CORTE DI CASSAZIONE – Ordinanza 22 settembre 2021, n. 25711
Tributi – IRPEF – Cessione di immobile acquisito per successione – Plusvalenza
Rilevato che
1. In controversia avente ad oggetto l’impugnazione di un avviso di accertamento emesso dall’Agenzia delle entrate nei confronti di R.H.B.S.F. per ripresa a tassazione ai fini IRPEF per l’anno d’imposta 2008 la plusvalenza da cessione di immobile acquisito per successione dalla predetta contribuente, la Commissione tributaria regionale del Lazio accoglieva l’appello proposto dalla contribuente avverso la sfavorevole sentenza di primo grado sostenendo che «l’Ufficio non [aveva] fornito la prova di attività della contribuente volta a potenziare l’aumento del valore del bene acquistato in successione ereditaria»; valore dichiarato in sede di successione e peraltro mai contestato dall’amministrazione finanziaria.
2. Avverso tale statuizione l’Agenzia delle Entrate propone ricorso per cassazione affidato ad un unico motivo, cui replica la società intimata con controricorso.

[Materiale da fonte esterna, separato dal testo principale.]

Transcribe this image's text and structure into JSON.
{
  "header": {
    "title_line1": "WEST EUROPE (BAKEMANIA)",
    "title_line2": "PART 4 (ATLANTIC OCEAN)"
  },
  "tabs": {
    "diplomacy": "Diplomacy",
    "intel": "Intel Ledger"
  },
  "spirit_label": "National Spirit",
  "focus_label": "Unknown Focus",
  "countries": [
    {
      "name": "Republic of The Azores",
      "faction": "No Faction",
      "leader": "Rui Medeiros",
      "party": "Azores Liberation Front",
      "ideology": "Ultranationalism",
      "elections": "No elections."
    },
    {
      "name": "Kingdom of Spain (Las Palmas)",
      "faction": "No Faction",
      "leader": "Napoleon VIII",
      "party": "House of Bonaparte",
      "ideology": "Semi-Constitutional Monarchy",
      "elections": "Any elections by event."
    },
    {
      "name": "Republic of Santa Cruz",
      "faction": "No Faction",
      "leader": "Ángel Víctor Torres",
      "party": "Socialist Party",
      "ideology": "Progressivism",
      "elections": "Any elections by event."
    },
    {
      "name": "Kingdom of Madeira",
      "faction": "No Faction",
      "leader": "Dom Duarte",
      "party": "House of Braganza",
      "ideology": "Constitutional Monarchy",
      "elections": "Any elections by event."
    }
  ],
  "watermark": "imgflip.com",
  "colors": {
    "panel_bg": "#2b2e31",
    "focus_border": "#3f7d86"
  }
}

3. Sulla proposta avanzata dal relatore ai sensi del novellato art. 380 bis cod. proc. civ., risulta regolarmente costituito il contraddittorio.
Considerato che
Con il motivo di ricorso la ricorrente Agenzia deduce la violazione e falsa applicazione degli artt. 67 e 68 del TUIR, 2 del d.lgs. n. 546 del 1992, 115 e 116 cod. proc. civ.
Sostiene che la CTR aveva errato nel disporre l’annullamento integrale dell’avviso di accertamento impugnato dalla contribuente benché «la condivisione delle tesi dell’appellante potesse indurre solo all’accoglimento della domanda da questa formulata in via subordinata, vale a dire a riconoscere i costi sostenuti con il pagamento dell’imposta di successione (€ 27.373,05) e dunque a scorporarli dal totale ripreso a tassazione (€ 62.000=€ 16.000 per il 2008 + € 46.000 per il 2007)».
Al riguardo va osservato che nella specie è incontroverso che la contribuente aveva chiesto, in via principale, l’annullamento integrale dell’avviso di accertamento impugnato, per la mancata realizzazione di una plusvalenza dalla cessione del terreno pervenutole per successione ereditaria, stante il maggior valore del bene dichiarato in sede di denuncia di successione, e mai contestato dall’amministrazione finanziaria, e, solo in via subordinata, di «rideterminare la pretesa erariale avverso la ricorrente in virtù dello scomputo dell’imposta di successione avvenuta con il pagamento del richiamato F24».
Orbene, la statuizione d’appello che ha escluso l’esistenza, nel caso di specie, di cessione di bene pervenuto alla parte contribuente per successione ereditaria, di una plusvalenza tassabile, con conseguente ovvio annullamento integrale dell’atto impositivo, rende inammissibile il motivo di ricorso che, pretendendo l’accoglimento da parte dei giudici di appello della domanda avanzata in via subordinata dalla parte contribuente, mostra di non cogliere la ratio decidendi della statuizione impugnata. Invero, la rilevata infondatezza della pretesa erariale rendeva superfluo l’accoglimento e lo stesso esame della domanda subordinata della contribuente, di sottrazione dal quantum richiesto dall’amministrazione finanziaria dell’importo versato sull’immobile oggetto di cessione in sede di dichiarazione di successione. Ed il richiamo fatto dall’Agenzia delle entrate a Cass. n. 14956 del 2018 con riguardo all’orientamento consolidato di questa Corte sulla natura di impugnazione-merito del processo tributario, con conseguente obbligo per il giudice tributario di esaminare e pronunciare nel merito della pretesa tributaria, non coglie nel segno perché fondato sulla premessa, nella specie insussistente, che la CTR avesse ravvisato «una parziale fondatezza delle ragioni del contribuente».
Ne consegue che il ricorso va rigettato con condanna della ricorrente, rimasta soccombente, al pagamento delle spese processuali liquidate come in dispositivo.
Rilevato che risulta soccombente una parte ammessa alla prenotazione a debito del contributo unificato per essere amministrazione pubblica difesa dall’Avvocatura Generale dello Stato, non si applica l’art. 13, comma 1-quater, d.P.R. 30 maggio 2002, n. 115 (Cass., Sez. 6 – L, Ordinanza n. 1778 del 29/01/2016, Rv. 638714).
P.Q.M.
rigetta il ricorso e condanna la ricorrente al pagamento in favore della controricorrente delle spese del presente giudizio di legittimità che liquida in Euro 4.100,00 ed Euro 200,00 per esborsi, oltre al rimborso delle spese forfettarie nella misura del 15 per cento dei compensi e agli accessori di legge.